O simbolismo do ABC paulista foi tanto até meados da década de 1990, que a região chegou a receber o apelido de ‘Detroit brasileira’, em referência à cidade que centralizava a produção de automóveis nos Estados Unidos.

Uma nova e descentralizada era da produção de automóveis se inicia nas vésperas do novo milênio

A fábrica da Ford, em São Bernardo do Campo (SP), que chegou a ser comparada com Detroit, nos Estados Unidos.
A fachada da fábrica da Ford em São Bernardo do Campo (SP) (Divulgação)

A história da humanidade nos mostra, no entanto, que em todas as oportunidades que determinada região ou povo acumula um quase monopólio do ‘poder’ – esse poder eventualmente irá produzir conflitos dentro de sua própria estrutura, até se tornar vulnerável para a um declínio inevitável.

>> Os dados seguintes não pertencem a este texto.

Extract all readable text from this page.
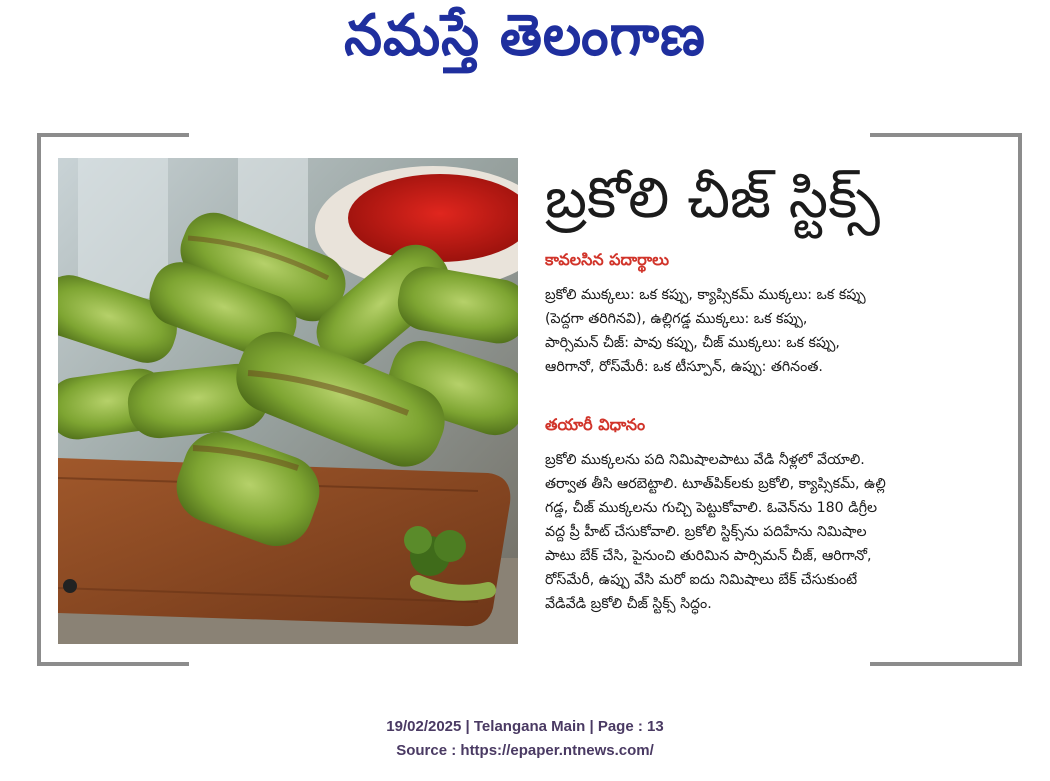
నమస్తే తెలంగాణ
బ్రకోలి చీజ్ స్టిక్స్
కావలసిన పదార్థాలు

బ్రకోలి ముక్కలు: ఒక కప్పు, క్యాప్సికమ్ ముక్కలు: ఒక కప్పు

(పెద్దగా తరిగినవి), ఉల్లిగడ్డ ముక్కలు: ఒక కప్పు,

పార్సిమన్ చీజ్: పావు కప్పు, చీజ్ ముక్కలు: ఒక కప్పు,

ఆరిగానో, రోస్‌మేరీ: ఒక టీస్పూన్, ఉప్పు: తగినంత.

తయారీ విధానం

బ్రకోలి ముక్కలను పది నిమిషాలపాటు వేడి నీళ్లలో వేయాలి.

తర్వాత తీసి ఆరబెట్టాలి. టూత్‌పిక్‌లకు బ్రకోలి, క్యాప్సికమ్, ఉల్లి

గడ్డ, చీజ్ ముక్కలను గుచ్చి పెట్టుకోవాలి. ఓవెన్‌ను 180 డిగ్రీల

వద్ద ప్రీ హీట్ చేసుకోవాలి. బ్రకోలి స్టిక్స్‌ను పదిహేను నిమిషాల

పాటు బేక్ చేసి, పైనుంచి తురిమిన పార్సిమన్ చీజ్, ఆరిగానో,

రోస్‌మేరీ, ఉప్పు వేసి మరో ఐదు నిమిషాలు బేక్ చేసుకుంటే

వేడివేడి బ్రకోలి చీజ్ స్టిక్స్ సిద్ధం.

19/02/2025 | Telangana Main | Page : 13
Source : https://epaper.ntnews.com/
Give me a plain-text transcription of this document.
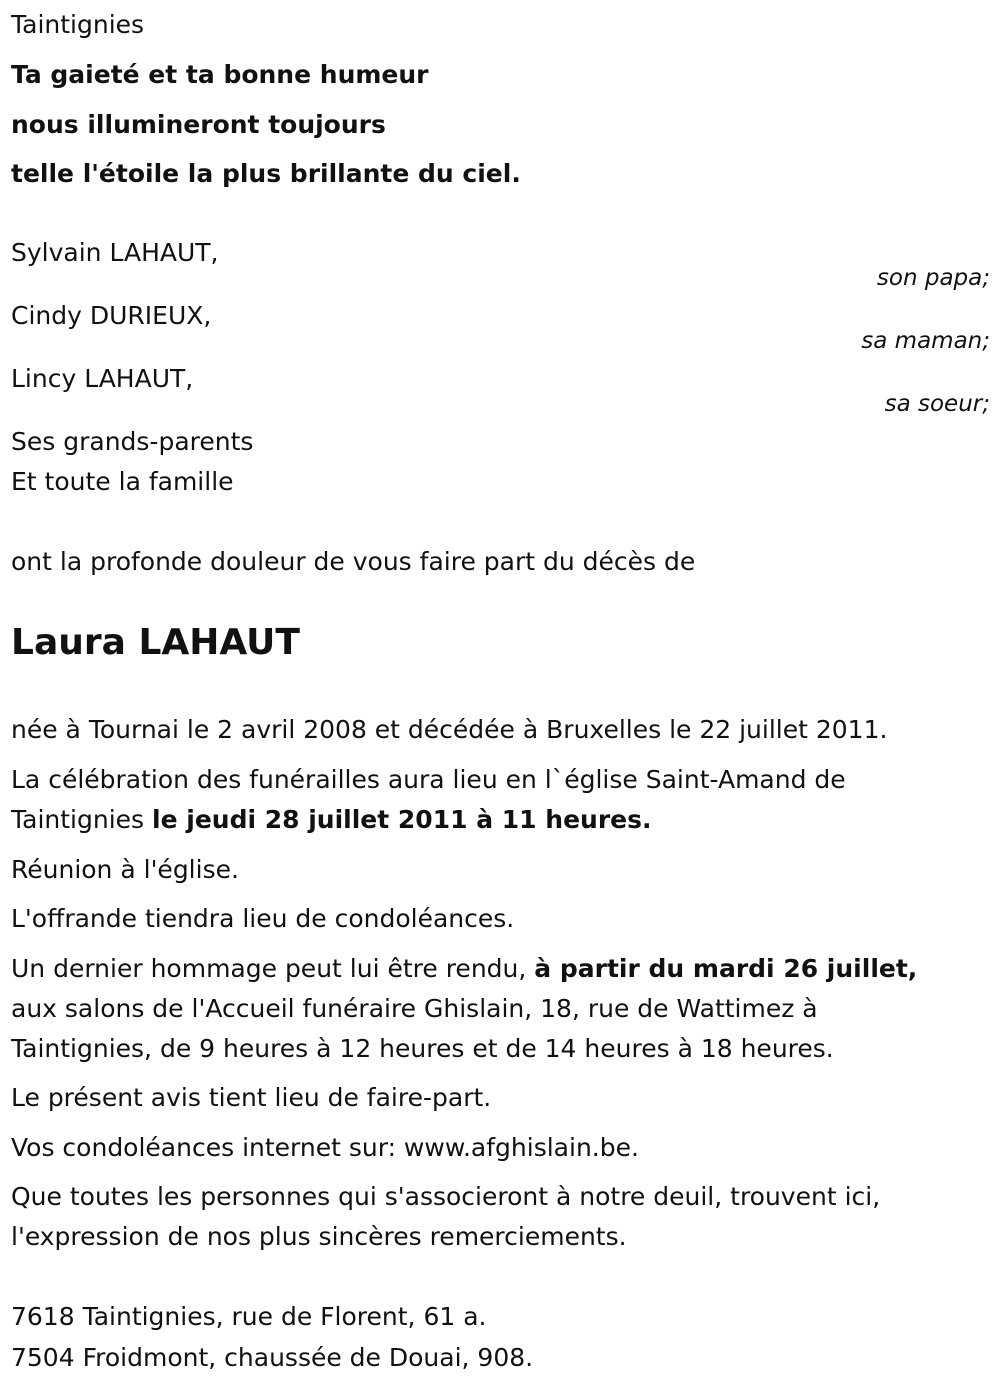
Taintignies
Ta gaieté et ta bonne humeur
nous illumineront toujours
telle l'étoile la plus brillante du ciel.
Sylvain LAHAUT,
son papa;
Cindy DURIEUX,
sa maman;
Lincy LAHAUT,
sa soeur;
Ses grands-parents
Et toute la famille
ont la profonde douleur de vous faire part du décès de
Laura LAHAUT
née à Tournai le 2 avril 2008 et décédée à Bruxelles le 22 juillet 2011.
La célébration des funérailles aura lieu en l`église Saint-Amand de
Taintignies le jeudi 28 juillet 2011 à 11 heures.
Réunion à l'église.
L'offrande tiendra lieu de condoléances.
Un dernier hommage peut lui être rendu, à partir du mardi 26 juillet,
aux salons de l'Accueil funéraire Ghislain, 18, rue de Wattimez à
Taintignies, de 9 heures à 12 heures et de 14 heures à 18 heures.
Le présent avis tient lieu de faire-part.
Vos condoléances internet sur: www.afghislain.be.
Que toutes les personnes qui s'associeront à notre deuil, trouvent ici,
l'expression de nos plus sincères remerciements.
7618 Taintignies, rue de Florent, 61 a.
7504 Froidmont, chaussée de Douai, 908.
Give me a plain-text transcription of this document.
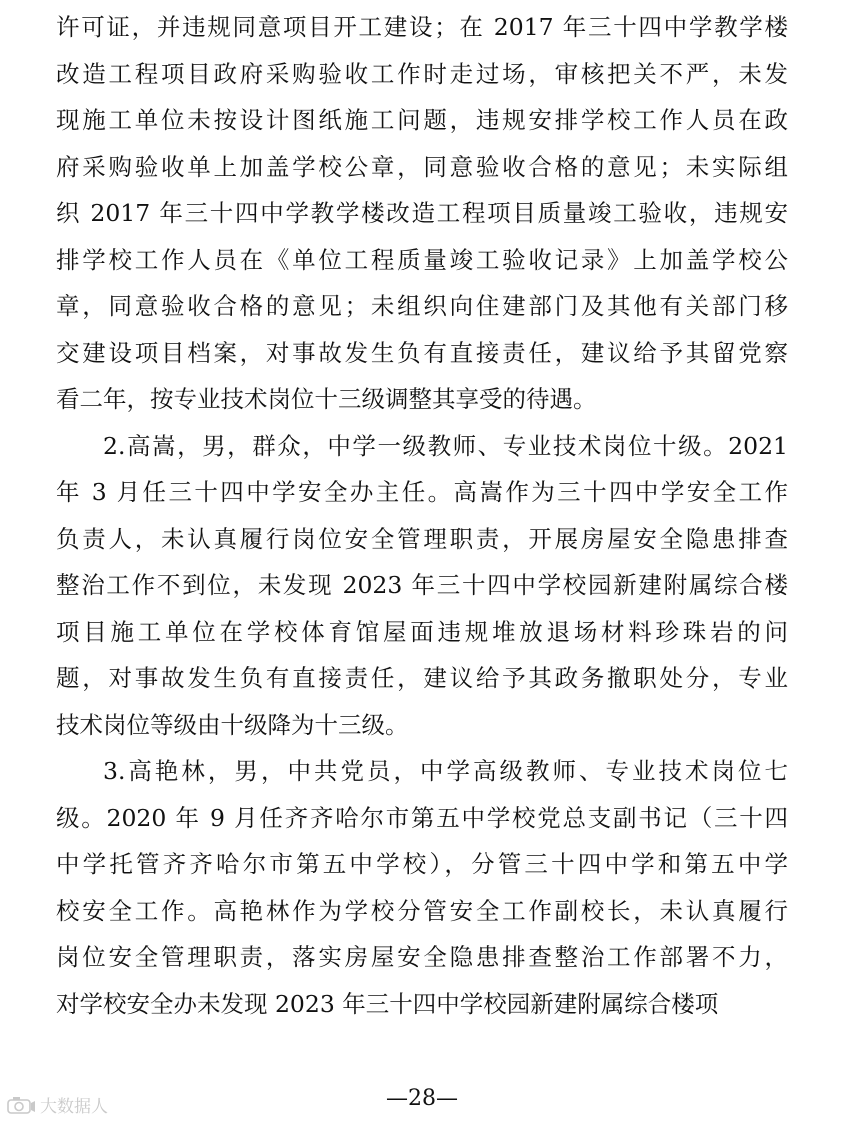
许可证，并违规同意项目开工建设；在 2017 年三十四中学教学楼
改造工程项目政府采购验收工作时走过场，审核把关不严，未发
现施工单位未按设计图纸施工问题，违规安排学校工作人员在政
府采购验收单上加盖学校公章，同意验收合格的意见；未实际组
织 2017 年三十四中学教学楼改造工程项目质量竣工验收，违规安
排学校工作人员在《单位工程质量竣工验收记录》上加盖学校公
章，同意验收合格的意见；未组织向住建部门及其他有关部门移
交建设项目档案，对事故发生负有直接责任，建议给予其留党察
看二年，按专业技术岗位十三级调整其享受的待遇。
2.高嵩，男，群众，中学一级教师、专业技术岗位十级。2021
年 3 月任三十四中学安全办主任。高嵩作为三十四中学安全工作
负责人，未认真履行岗位安全管理职责，开展房屋安全隐患排查
整治工作不到位，未发现 2023 年三十四中学校园新建附属综合楼
项目施工单位在学校体育馆屋面违规堆放退场材料珍珠岩的问
题，对事故发生负有直接责任，建议给予其政务撤职处分，专业
技术岗位等级由十级降为十三级。
3.高艳林，男，中共党员，中学高级教师、专业技术岗位七
级。2020 年 9 月任齐齐哈尔市第五中学校党总支副书记（三十四
中学托管齐齐哈尔市第五中学校），分管三十四中学和第五中学
校安全工作。高艳林作为学校分管安全工作副校长，未认真履行
岗位安全管理职责，落实房屋安全隐患排查整治工作部署不力，
对学校安全办未发现 2023 年三十四中学校园新建附属综合楼项
—28—
大数据人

Assim ocorreu com o ‘Grande ABC‘. EM 1990, a fabricação na Detroit brasileira concentrava a produção paulistana de automóveis quase em sua totalidade – algo extremamente significativo em termos nacionais, já que São Paulo respondia por cerca de 75% de toda a produção brasileira.

Desse período até o cenário divulgado pela Associação Nacional dos Fabricantes de Veículos Automotores (Anfavea) – que apontou que São Paulo passou a corresponder por ‘apenas’ 46.6% da população nacional, diversos fenômenos sociais pressionaram a reconfiguração do mapa das montadoras de carro no Brasil.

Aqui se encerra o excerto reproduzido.